O relacionamento passa a ser um investimento: a satisfação e a dor
são proporcionais ao investimento. “Um dilema, de fato: você reluta em
cortar seus gastos, mas abomina a perspectiva de perder ainda mais
dinheiro na tentativa de recuperá-los. Um relacionamento, como lhe dirá o
especialista, é um investimento como todos os outros: você entrou com
tempo, dinheiro, esforços que poderia empregar para outros fins, mas não
empregou, esperando estar fazendo a coisa certa e esperando também que
aquilo que perdeu ou deixou de desfrutar acabaria, de alguma forma,
sendo-lhe devolvido – com lucro.” (BAUMAN, 2004, p. 28). O investimento
pressupõe “lucro” – uma relação firme e feliz capaz de gerar satisfação
para sempre –, todavia, não tendo este como resultado o que resta é uma
desolação de tempo perdido e trabalho desperdiçado como esforço inútil.
Baumam salienta que um relacionamento ocasionará muita “dor de cabeça”
(BAUMAN, 2004, p.8), mas antes de qualquer coisa e acima de qualquer
estância “uma incerteza permanente”. (BAUMAN, 2004, p. 29). O ar
pessimista da obra mostra que a mesma dificuldade que se tem para amar
pode ser transposta para a morte, pois é tão difícil aprender a amar
quanto a morrer.
Os “insights” de Bauman na obra “Amor Líquido: sobre a fragilidade dos laços humanos”
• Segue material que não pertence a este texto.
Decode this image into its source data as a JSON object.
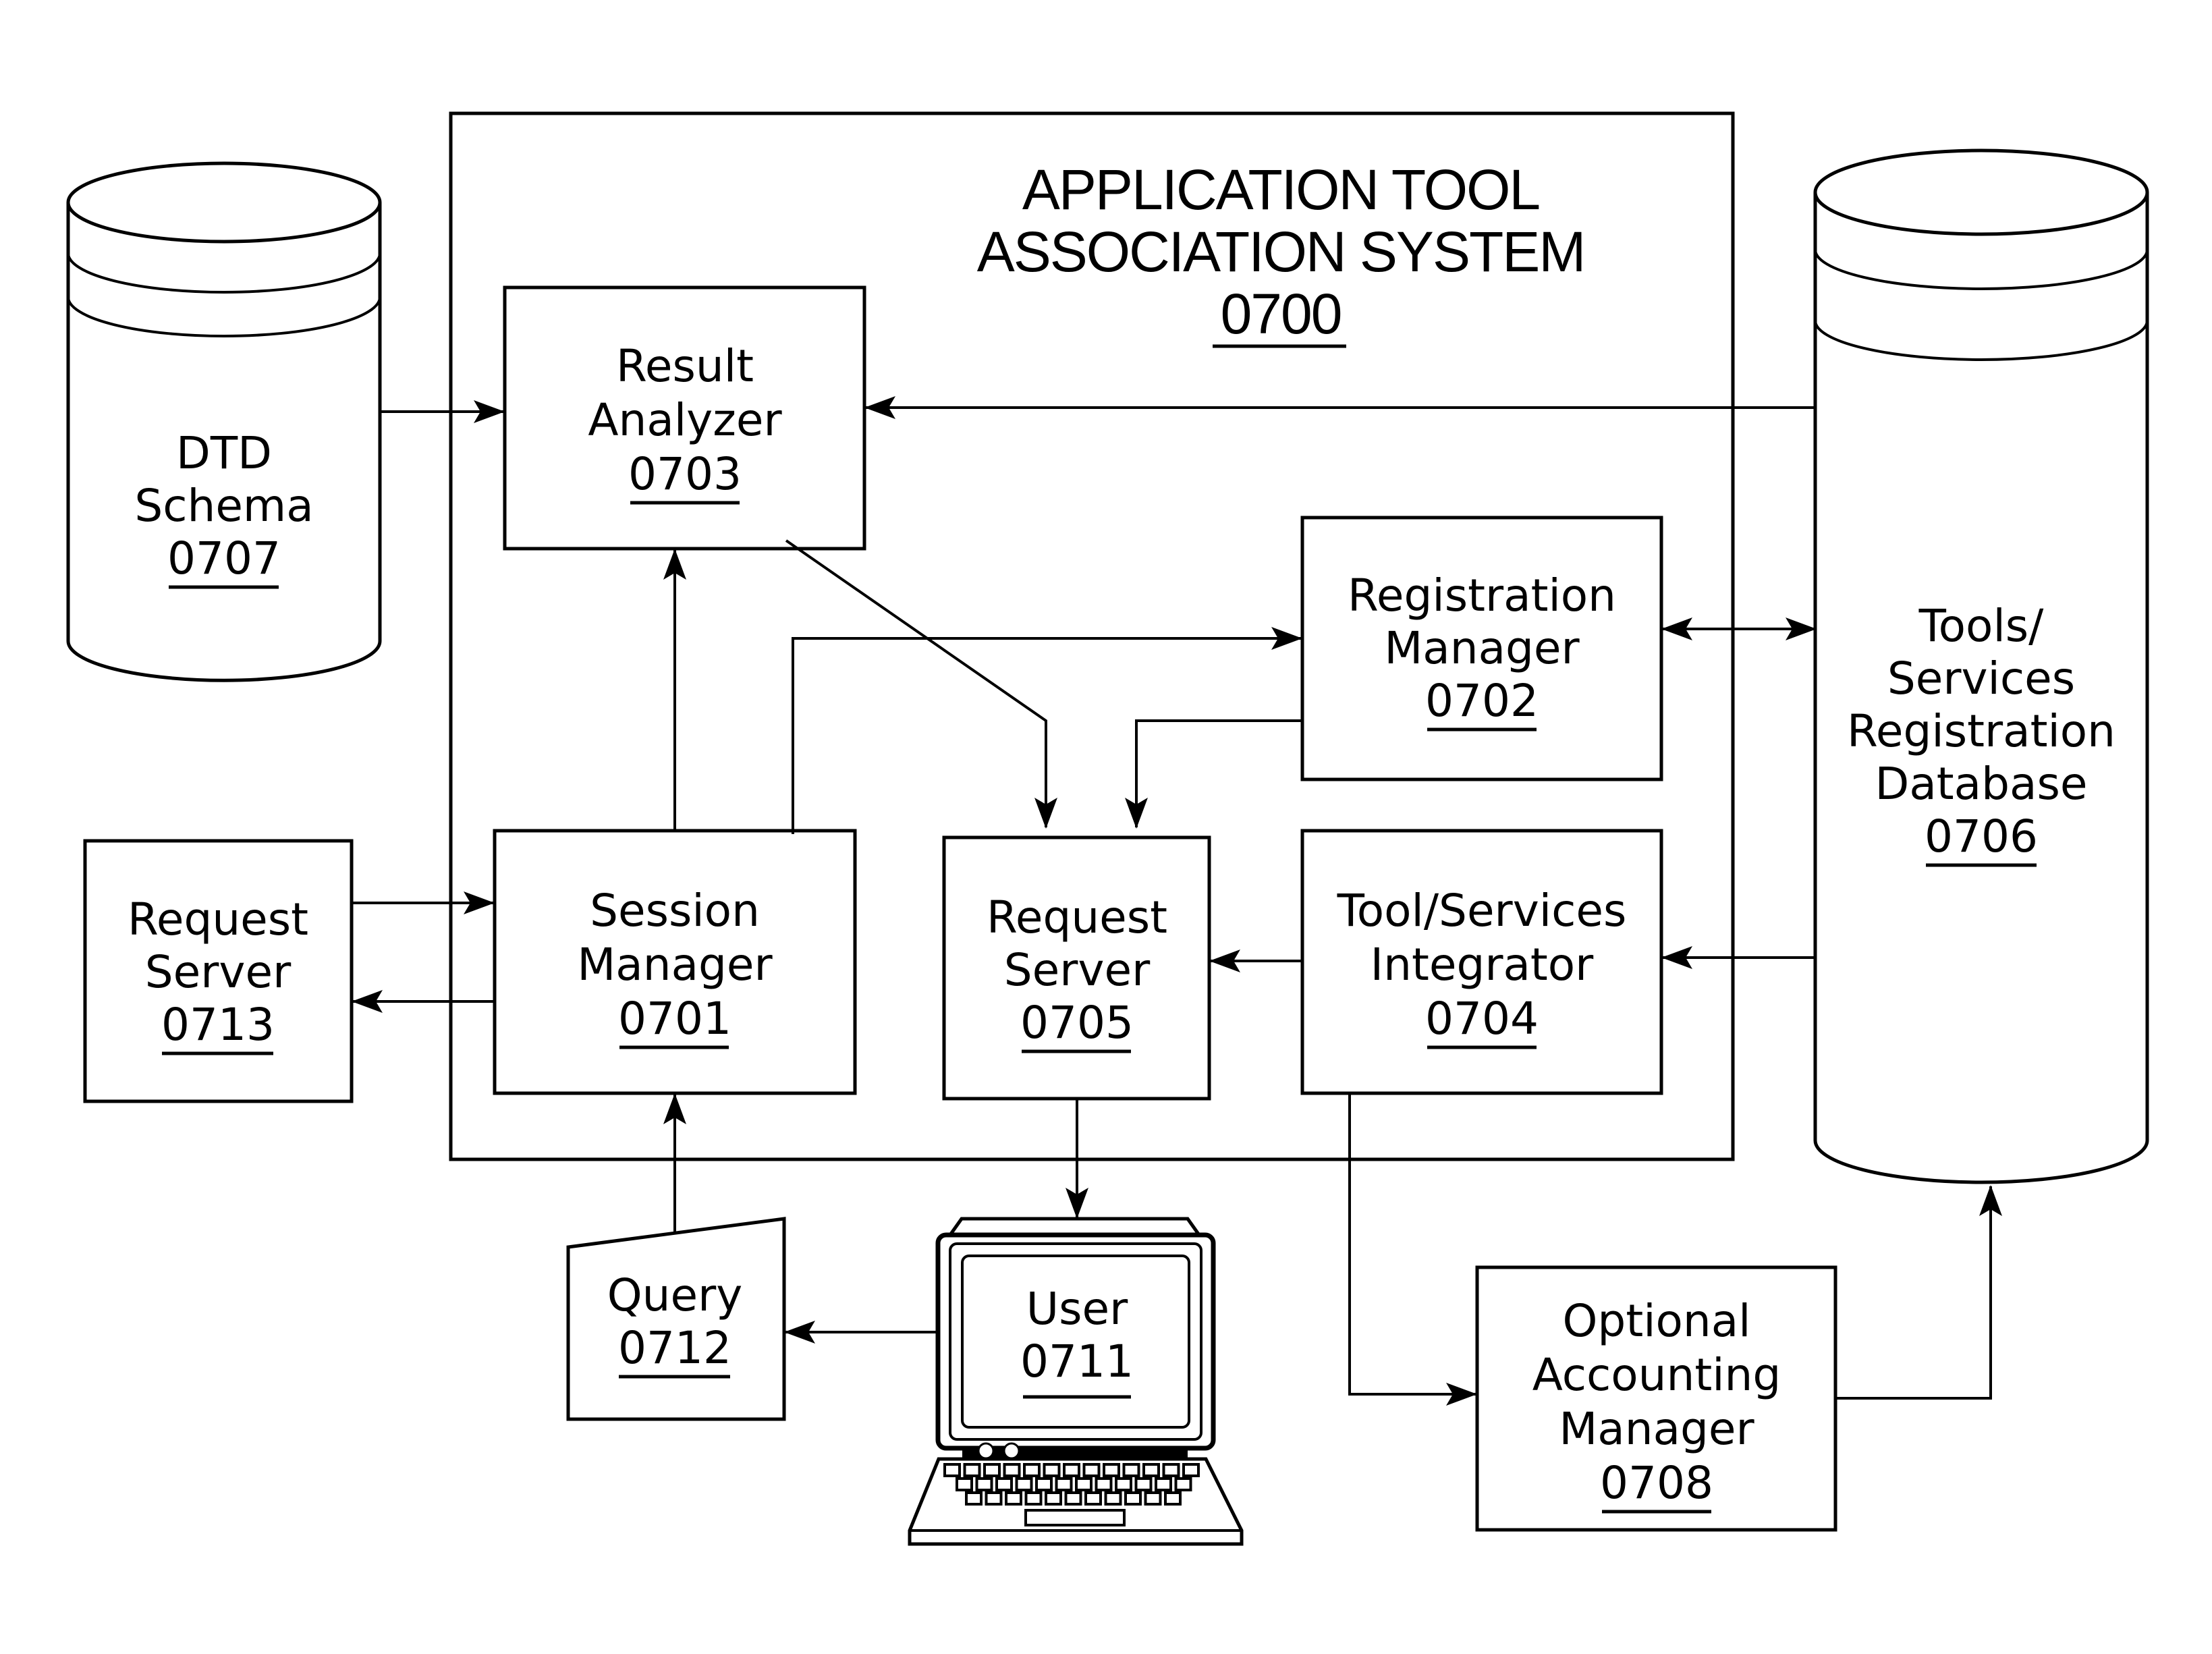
{
  "diagram": {
    "title_lines": [
      "APPLICATION TOOL",
      "ASSOCIATION SYSTEM"
    ],
    "title_ref": "0700",
    "colors": {
      "stroke": "#000000",
      "background": "#ffffff"
    },
    "nodes": {
      "session_manager": {
        "lines": [
          "Session",
          "Manager"
        ],
        "ref": "0701",
        "shape": "box"
      },
      "registration_manager": {
        "lines": [
          "Registration",
          "Manager"
        ],
        "ref": "0702",
        "shape": "box"
      },
      "result_analyzer": {
        "lines": [
          "Result",
          "Analyzer"
        ],
        "ref": "0703",
        "shape": "box"
      },
      "tool_services_integrator": {
        "lines": [
          "Tool/Services",
          "Integrator"
        ],
        "ref": "0704",
        "shape": "box"
      },
      "request_server_inner": {
        "lines": [
          "Request",
          "Server"
        ],
        "ref": "0705",
        "shape": "box"
      },
      "tools_db": {
        "lines": [
          "Tools/",
          "Services",
          "Registration",
          "Database"
        ],
        "ref": "0706",
        "shape": "database-cylinder"
      },
      "dtd_schema": {
        "lines": [
          "DTD",
          "Schema"
        ],
        "ref": "0707",
        "shape": "database-cylinder"
      },
      "accounting_manager": {
        "lines": [
          "Optional",
          "Accounting",
          "Manager"
        ],
        "ref": "0708",
        "shape": "box"
      },
      "user": {
        "lines": [
          "User"
        ],
        "ref": "0711",
        "shape": "computer-terminal"
      },
      "query": {
        "lines": [
          "Query"
        ],
        "ref": "0712",
        "shape": "manual-input"
      },
      "request_server_outer": {
        "lines": [
          "Request",
          "Server"
        ],
        "ref": "0713",
        "shape": "box"
      }
    },
    "edges": [
      {
        "from": "0707",
        "to": "0703",
        "direction": "forward"
      },
      {
        "from": "0706",
        "to": "0703",
        "direction": "forward"
      },
      {
        "from": "0701",
        "to": "0703",
        "direction": "forward"
      },
      {
        "from": "0703",
        "to": "0705",
        "direction": "forward"
      },
      {
        "from": "0701",
        "to": "0702",
        "direction": "forward"
      },
      {
        "from": "0702",
        "to": "0705",
        "direction": "forward"
      },
      {
        "from": "0702",
        "to": "0706",
        "direction": "bidirectional"
      },
      {
        "from": "0706",
        "to": "0704",
        "direction": "forward"
      },
      {
        "from": "0704",
        "to": "0705",
        "direction": "forward"
      },
      {
        "from": "0713",
        "to": "0701",
        "direction": "forward"
      },
      {
        "from": "0701",
        "to": "0713",
        "direction": "forward"
      },
      {
        "from": "0712",
        "to": "0701",
        "direction": "forward"
      },
      {
        "from": "0711",
        "to": "0712",
        "direction": "forward"
      },
      {
        "from": "0705",
        "to": "0711",
        "direction": "forward"
      },
      {
        "from": "0704",
        "to": "0708",
        "direction": "forward"
      },
      {
        "from": "0708",
        "to": "0706",
        "direction": "forward"
      }
    ]
  }
}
são inúmeros e destacam comportamentos do nosso dia a dia, do que há de
mais concreto na vida do homem moderno com suas relações de amor: seus
acessórios tecnológicos – que alimenta a crença de um mundo melhor e
tranqüilo –, a busca ensandecia pelo sentido, a crença no amor como
oasis em um mundo trágico e violento, as relações como uma rede
computacional, a imprevisibilidade das relações, a queda da distinção
entre o regular e o contingente, a traição, os relacionamentos de bolso –
que podem ser usados quando as partes bem entenderem –, o cartão de
crédito como forma de antecipação da satisfação, a subordinação do
amante e a opressão do amado, etc. “Todos os amantes desejam suavizar,
extirpar e expugnar a exasperadora e irritante alteridade que os separa
daqueles a que amam. Separar-se do ser amado é o maior medo do amante, e
muitos fariam qualquer coisa para se livrarem de uma vez por todas do
espectro da despedida. Que melhor maneira de atingir este objetivo do
que transformar o amado numa parte inseparável do amante? Aonde eu for
você também vai; o que eu faço você também faz; o que eu aceito você
também aceita; o que me ofende também ofende você. Se você não é nem
pode ser meu gêmeo siamês, seja o meu clone!” (BAUMAN, 2004, p. 29). O
relacionamento na pós-modernidade seria mais uma forma de massificação e
obliteração da subjetividade? A crítica filosófica – diante deste
ataque à capacidade humana de pensar, refletir e entender as relações –
seria uma forma de voltar à caverna para trazer à luz os casais presos e
encantados com as sombras da caverna? Bauman dá os primeiros passos
neste resgate.
Livro: Amor Líquido: sobre a fragilidade dos laços humanos
Autor: Zigmund BAUMAN
Detalhes: Jorge Zahar, Rio de Janeiro, 2006. Trad. Carlos Alberto Medeiros.